Various factors should be considered in comparing Eastern and Western sexual attitudes, he said. While Western religions have often framed sex (and particularly homosexuality) as a shameful behavior, China's primary philosophies, Confucianism and Taoism, have long advocated sex for general health.

So while sex might not be as openly discussed in China, the country's sex shops take an almost clinical approach: sex shop employees consider themselves to be professionals and problem-solvers, a marked difference from the porn shops of the West.

Earnshaw noted further cultural differences: "One underlying factor is 'guilt versus shame,'" he said. "China is a shame culture. Whatever you do, you only have to feel bad about it if you are found out. That is a rough generalization, of course, but there is much truth to it, and it is an approach that impacts on Chinese sexual conduct in many ways."

Burger was surprised by the role the Chinese government has played in guiding the relaxing of restrictions against sex, he said. He noted the 1990s development of call-in radio programs, during which people could talk to government-appointed sex experts.

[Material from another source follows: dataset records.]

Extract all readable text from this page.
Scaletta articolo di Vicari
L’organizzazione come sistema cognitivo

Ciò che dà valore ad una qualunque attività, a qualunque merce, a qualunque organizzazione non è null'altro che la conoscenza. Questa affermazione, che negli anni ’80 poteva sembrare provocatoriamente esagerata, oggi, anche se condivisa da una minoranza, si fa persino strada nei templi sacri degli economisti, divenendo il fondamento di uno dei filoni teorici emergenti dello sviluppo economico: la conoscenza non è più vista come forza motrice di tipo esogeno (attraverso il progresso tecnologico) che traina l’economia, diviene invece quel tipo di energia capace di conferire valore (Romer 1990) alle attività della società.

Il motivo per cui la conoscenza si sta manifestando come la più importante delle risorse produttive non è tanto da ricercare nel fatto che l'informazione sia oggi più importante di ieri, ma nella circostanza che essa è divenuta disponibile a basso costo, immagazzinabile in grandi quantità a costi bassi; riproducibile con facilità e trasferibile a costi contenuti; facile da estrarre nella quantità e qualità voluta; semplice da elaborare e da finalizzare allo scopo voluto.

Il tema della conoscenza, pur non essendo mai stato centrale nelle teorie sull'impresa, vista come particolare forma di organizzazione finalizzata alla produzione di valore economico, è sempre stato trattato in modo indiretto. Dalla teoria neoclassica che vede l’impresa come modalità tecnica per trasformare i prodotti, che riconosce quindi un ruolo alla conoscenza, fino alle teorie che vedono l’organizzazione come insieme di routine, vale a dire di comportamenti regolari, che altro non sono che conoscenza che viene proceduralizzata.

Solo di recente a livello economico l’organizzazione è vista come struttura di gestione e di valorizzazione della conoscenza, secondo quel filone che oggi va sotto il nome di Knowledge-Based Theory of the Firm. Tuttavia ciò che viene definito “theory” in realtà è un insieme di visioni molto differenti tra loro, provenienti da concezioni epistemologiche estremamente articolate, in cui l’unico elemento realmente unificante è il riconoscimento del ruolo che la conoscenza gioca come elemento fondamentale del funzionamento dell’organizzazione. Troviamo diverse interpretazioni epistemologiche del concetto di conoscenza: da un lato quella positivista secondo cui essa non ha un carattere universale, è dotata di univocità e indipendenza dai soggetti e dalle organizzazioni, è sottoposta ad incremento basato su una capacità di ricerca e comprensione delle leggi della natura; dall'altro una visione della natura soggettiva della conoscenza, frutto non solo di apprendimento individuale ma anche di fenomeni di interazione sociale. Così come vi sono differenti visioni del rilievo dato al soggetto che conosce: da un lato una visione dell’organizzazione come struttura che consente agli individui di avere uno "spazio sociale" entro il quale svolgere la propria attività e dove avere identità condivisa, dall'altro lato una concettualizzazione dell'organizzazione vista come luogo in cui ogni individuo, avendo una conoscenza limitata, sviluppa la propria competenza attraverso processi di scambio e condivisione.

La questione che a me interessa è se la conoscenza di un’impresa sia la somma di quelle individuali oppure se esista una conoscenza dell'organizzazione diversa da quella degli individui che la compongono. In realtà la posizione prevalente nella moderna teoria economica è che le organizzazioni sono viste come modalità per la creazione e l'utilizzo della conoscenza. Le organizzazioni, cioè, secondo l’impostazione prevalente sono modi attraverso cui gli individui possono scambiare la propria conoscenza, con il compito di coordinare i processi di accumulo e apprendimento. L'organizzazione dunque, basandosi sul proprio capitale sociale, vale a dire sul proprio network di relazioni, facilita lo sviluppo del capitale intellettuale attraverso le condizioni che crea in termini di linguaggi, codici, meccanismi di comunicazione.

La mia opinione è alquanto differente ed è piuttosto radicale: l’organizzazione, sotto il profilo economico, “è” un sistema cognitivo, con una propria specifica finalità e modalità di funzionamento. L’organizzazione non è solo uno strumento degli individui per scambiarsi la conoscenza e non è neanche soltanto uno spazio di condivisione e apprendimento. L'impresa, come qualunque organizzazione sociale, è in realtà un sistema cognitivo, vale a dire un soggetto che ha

"That was when Chinese people really began realizing they weren't alone with their yearnings and frustrations," he said. "But the real reason for these shows was because the Chinese government understands that a sexually satisfied society is a more stable one. When people are content, they're more likely to be part of a harmonious society."

Despite evidence of major changes over the last decades, cultural attitudes are extremely difficult to re-program, Burger said. But as Chinese youth are further exposed to the West, they will only expect more sexual freedom and choice.

"Once you start this process, it's almost impossible to turn the clock back and take these things away," he said. "Chinese people are less ashamed today. It's clear that China is on a slow but steady path toward more and more sexual openness."